The purpose of this is to help you remember what you talked about, what the person's plan is, and how you can support them in growing. This will also help you to remember what you'll need to follow up on. In addition to these two purposes, a third purpose for writing it down (and one which I hope you don't have to use often) is that it provides documentation in case your employee refuses to improve and you need to move to termination.
Yes, unfortunately, no matter how great of a leader you are, some people will refuse to listen, apply the game plan, and grow. In that case, and if you've done your best at applying what is in this book, it's time to move towards the even tougher talk. It's time to terminate. If this is where the employee is for you, my suggestion is to schedule a meeting with your HR manager, share with him what you've done, and work together towards an exit strategy that would be beneficial for you and for your employee.

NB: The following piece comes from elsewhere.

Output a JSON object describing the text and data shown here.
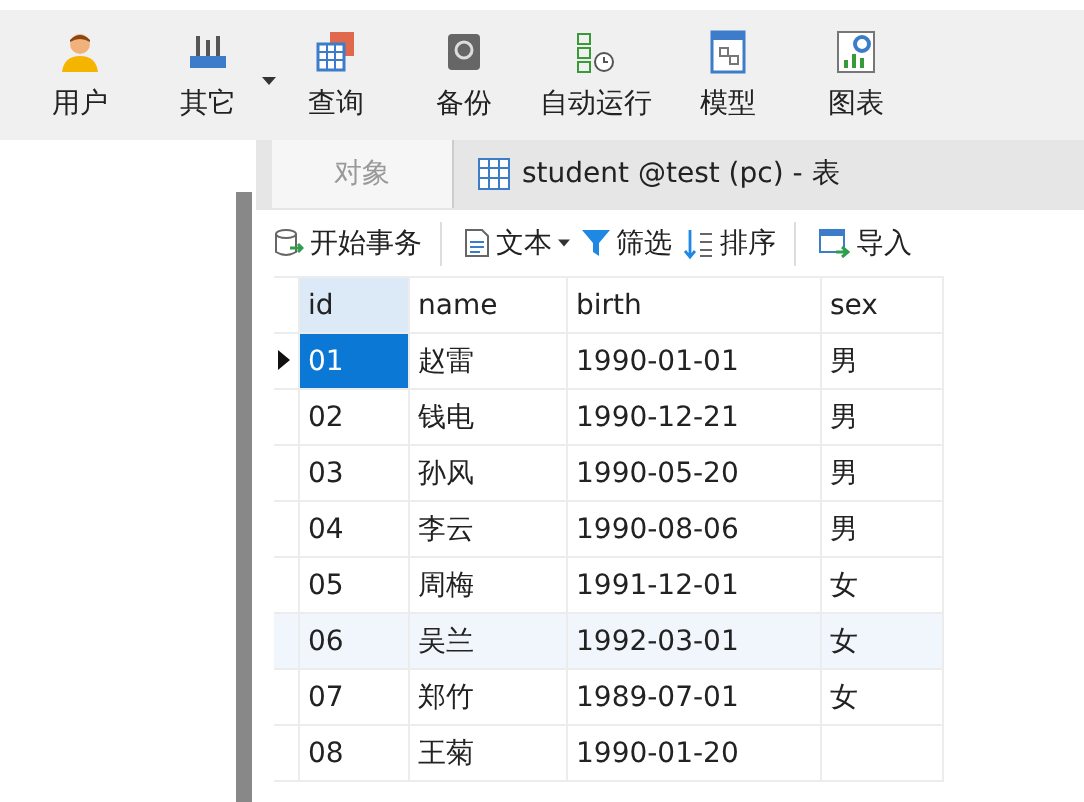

There it is. 13 tips to help you with your tough talks.
I hope this encourages you to have that conversation. As I've worked with leaders, sometimes I'll ask an audience "Who has a tough talk they need to have?" Without fail, almost every hand goes up. My bet is you've got one waiting to happen too.
Uncommon leaders see difficult conversations as a win-win situation and therefore don't delay in having them. If we approach it with the right attitude, do it out of our care for the other individual, and focus on how we can help them grow, you'll find these difficult conversations slightly easier to have and hugely beneficial to you, to them, and to your organization.